Interessanterweise ergab die Studie auch, dass Personen mit Autismus-Spektrum-Störung, die typischerweise eine reduzierte soziale Kognition haben, im Vergleich zu neurotypischen Personen weniger wahrscheinlich soziale Medien nutzen. Diejenigen, die soziale Medien nutzten, bevorzugten Plattformen mit weniger sozialer Interaktivität, wie YouTube, wo sie sich eher mit solitären Aktivitäten als mit direkten sozialen Austauschen beschäftigen konnten.
„Soziale Medien schaffen Bedingungen, unter denen Wahnvorstellungen leichter erzeugt und aufrechterhalten werden können, da Plattformen und Apps vorhanden sind, die die Ursachen der Störung begünstigen, und effektive Realitätsprüfungen fehlen“, sagt Bernard Crespi, Professor für Biowissenschaften und Canada Research Chair in Evolutionary Genetics and Psychology. „Diese Forschung hat wichtige Implikationen für die Ursachen und Symptome von psychischen Erkrankungen und wie sie durch Online-Plattformen verschärft werden können.“
Während die Studie starke Beweise dafür liefert, dass soziale Medien wahnhaftes Denken bei bestimmten psychiatrischen Störungen verstärken können, räumten die Forscher mehrere Einschränkungen ein. Am bemerkenswertesten ist, dass die in der Überprüfung enthaltenen Studien beobachtend waren, was bedeutet, dass sie keinen direkten kausalen Zusammenhang zwischen der Nutzung sozialer Medien und psychischen Gesundheitssymptomen herstellen konnten. Es ist unklar, ob Personen mit psychiatrischen Störungen aufgrund ihrer Symptome zu sozialen Medien hingezogen werden oder ob die Nutzung sozialer Medien ihre Bedingungen aktiv verschlechtert.
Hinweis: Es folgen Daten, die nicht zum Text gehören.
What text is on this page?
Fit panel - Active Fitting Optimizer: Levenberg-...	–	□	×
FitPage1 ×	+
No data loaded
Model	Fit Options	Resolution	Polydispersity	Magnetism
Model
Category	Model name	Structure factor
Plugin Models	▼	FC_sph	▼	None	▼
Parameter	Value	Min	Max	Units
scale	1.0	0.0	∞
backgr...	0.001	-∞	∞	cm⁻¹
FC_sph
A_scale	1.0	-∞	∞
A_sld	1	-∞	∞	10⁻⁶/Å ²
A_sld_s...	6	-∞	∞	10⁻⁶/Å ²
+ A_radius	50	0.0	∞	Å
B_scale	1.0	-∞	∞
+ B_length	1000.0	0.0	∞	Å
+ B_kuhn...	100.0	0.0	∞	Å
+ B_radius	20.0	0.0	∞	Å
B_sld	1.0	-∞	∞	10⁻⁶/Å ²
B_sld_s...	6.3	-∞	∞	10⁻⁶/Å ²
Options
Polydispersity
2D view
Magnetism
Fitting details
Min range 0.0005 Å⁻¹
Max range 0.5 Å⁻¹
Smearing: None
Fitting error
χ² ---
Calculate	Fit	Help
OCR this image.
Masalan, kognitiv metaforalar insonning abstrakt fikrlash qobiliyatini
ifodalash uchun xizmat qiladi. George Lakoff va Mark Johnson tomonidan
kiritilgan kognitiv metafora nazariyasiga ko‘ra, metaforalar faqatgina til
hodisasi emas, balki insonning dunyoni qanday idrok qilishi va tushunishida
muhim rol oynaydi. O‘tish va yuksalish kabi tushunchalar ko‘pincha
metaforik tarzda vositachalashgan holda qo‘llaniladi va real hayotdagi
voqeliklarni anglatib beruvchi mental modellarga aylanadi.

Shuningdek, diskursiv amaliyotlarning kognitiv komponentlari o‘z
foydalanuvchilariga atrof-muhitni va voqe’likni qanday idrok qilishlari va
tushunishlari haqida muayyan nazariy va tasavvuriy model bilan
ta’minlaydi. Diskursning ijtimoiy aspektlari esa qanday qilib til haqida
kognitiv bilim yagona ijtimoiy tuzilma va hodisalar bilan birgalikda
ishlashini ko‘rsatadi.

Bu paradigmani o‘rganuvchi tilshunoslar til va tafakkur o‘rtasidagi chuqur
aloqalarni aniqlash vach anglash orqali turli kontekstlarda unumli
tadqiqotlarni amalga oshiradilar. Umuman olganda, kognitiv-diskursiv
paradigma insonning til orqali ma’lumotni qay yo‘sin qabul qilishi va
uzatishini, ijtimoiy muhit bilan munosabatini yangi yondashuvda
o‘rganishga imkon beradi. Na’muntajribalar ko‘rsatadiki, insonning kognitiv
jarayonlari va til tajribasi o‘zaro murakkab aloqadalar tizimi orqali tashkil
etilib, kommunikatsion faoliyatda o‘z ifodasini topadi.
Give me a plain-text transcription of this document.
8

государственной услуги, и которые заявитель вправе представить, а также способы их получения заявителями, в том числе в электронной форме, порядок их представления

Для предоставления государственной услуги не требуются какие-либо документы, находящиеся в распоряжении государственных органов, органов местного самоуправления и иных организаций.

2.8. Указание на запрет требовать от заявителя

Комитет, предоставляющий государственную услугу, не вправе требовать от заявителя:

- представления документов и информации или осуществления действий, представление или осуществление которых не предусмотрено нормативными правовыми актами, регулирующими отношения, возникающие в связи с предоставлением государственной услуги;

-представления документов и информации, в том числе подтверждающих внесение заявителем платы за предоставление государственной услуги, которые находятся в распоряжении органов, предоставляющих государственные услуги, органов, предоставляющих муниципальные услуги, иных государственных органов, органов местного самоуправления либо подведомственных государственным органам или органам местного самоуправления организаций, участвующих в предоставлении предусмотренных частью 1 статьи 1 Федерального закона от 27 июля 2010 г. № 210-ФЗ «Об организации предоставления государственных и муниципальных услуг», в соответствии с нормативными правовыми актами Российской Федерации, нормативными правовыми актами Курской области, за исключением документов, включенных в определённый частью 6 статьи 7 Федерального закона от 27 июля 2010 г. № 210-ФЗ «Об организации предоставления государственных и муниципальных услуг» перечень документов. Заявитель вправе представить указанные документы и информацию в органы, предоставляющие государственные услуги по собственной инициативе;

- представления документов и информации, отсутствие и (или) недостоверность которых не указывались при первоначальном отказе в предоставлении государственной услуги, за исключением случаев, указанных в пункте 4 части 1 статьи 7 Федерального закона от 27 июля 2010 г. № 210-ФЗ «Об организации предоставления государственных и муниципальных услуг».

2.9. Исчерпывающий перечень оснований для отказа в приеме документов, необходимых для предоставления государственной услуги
Eine weitere Einschränkung ist, dass verschiedene soziale Medienplattformen auf einzigartige Weise funktionieren und nicht alle gleichermaßen zu psychiatrischen Symptomen beitragen können. Zukünftige Forschung sollte untersuchen, wie spezifische Plattformen – wie Instagram (das bildlastig ist) im Vergleich zu Twitter (das textbasiert ist) – unterschiedlich auf psychische Gesundheitsergebnisse wirken.
Darüber hinaus sind mehr Längsschnittstudien erforderlich, um festzustellen, ob eine längere Nutzung sozialer Medien im Laufe der Zeit zu einer Verschlechterung der psychiatrischen Symptome führt. Kontrollierte Experimente könnten auch Forschern helfen zu verstehen, ob die Reduzierung der Nutzung sozialer Medien Wahnvorstellungen mildern und die Selbstwahrnehmung bei Personen mit psychiatrischen Erkrankungen verbessern kann.